Come fu accolta a Roma la Dea Cibele

P. Cornelius cum omnibus matronis Ostiam obuiam ire deae iussus; isque eam de naue acciperet et in terram elatam traderet ferendam matronis. postquam nauis ad ostium amnis Tiberini accessit, sicut erat iussus, in salum naue euectus ab sacerdotibus deam accepit extulitque in terram. matronae primores ciuitatis, inter quas unius Claudiae Quintae insigne est nomen, accepere; cui dubia, ut traditur, antea fama clariorem ad posteros tam religioso ministerio pudicitiam fecit. eae per manus, succedentes deinde aliae aliis, omni obuiam effusa ciuitate, turibulis ante ianuas positis qua praeferebatur atque accenso ture precantibus ut uolens propitiaque urbem Romanam iniret, in aedem Uictoriae quae est in Palatio pertulere deam pridie idus Apriles; isque dies festus fuit. populus frequens dona deae in Palatium tulit, lectisterniumque et ludi fuere, Megalesia appellata.

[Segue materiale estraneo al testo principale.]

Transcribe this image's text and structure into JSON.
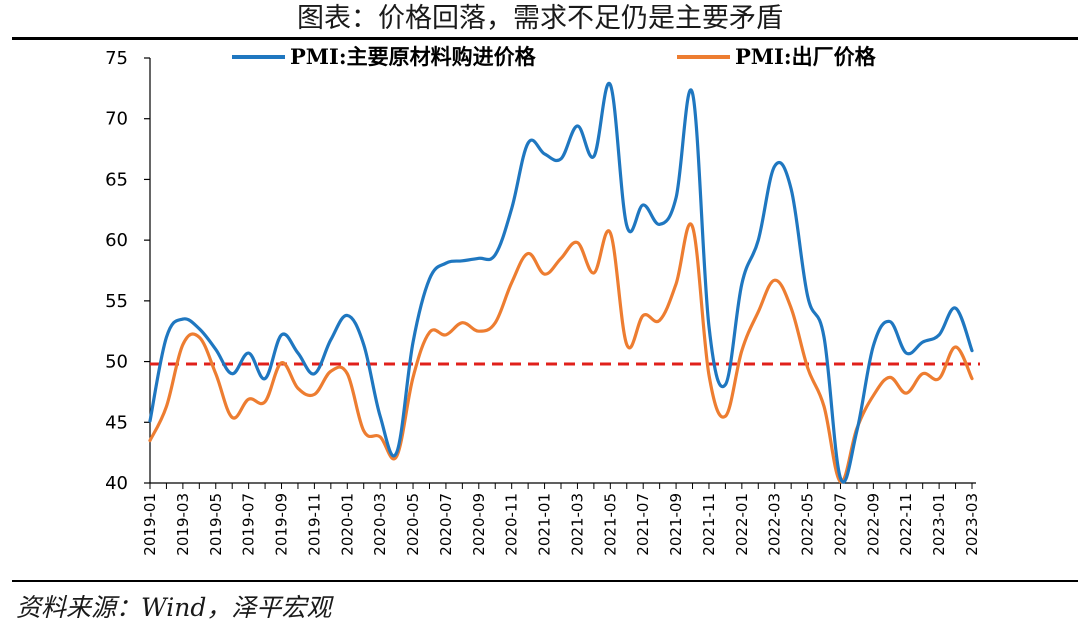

Publio Cornelio ricevette disposizione di andare incontro alla dea a Ostia con tutte le matrone: egli doveva poi personalmente raccoglierla sulla nave e, una volta trasferitala a terra, consegnarla alle matrone per il trasporto. Dopo che la nave si fu accostata alla foce del fiume Tevere, secondo le disposizioni ricevute, egli si fece trasportare su una imbarcazione in alto mare, ricevendo la dea dai sacerdoti e portandola a terra. Ad accoglierla erano le più nobili matrone della città; tra di esse l’unica ad avere un nome celebre era Claudia Quinta: la reputazione di costei, fino a quel momento ambigua a quanto si racconta, rese più luminosa la sua pudicizia tra i posteri dopo un incarico tanto devotamente assolto. Le matrone, passandosi di mano in mano il simulacro, mentre tutta la cittadinanza si era riversata loro incontro e mentre dai tripodi posti presso le porte davanti alle quali transitava bruciava dell’incenso, portarono la dea nel tempio della Vittoria che si trova sul Palatino: Intanto pregavano che volesse entrare – benevola e apportatrice di grazie – nella città. Era il 12 di aprile e quel giorno fu dichiarato festivo. Una folla molto numerosa recò doni votivi alla dea sul Palatino; vi furono anche un lettisternio e dei giochi, chiamati in seguito Megalensi.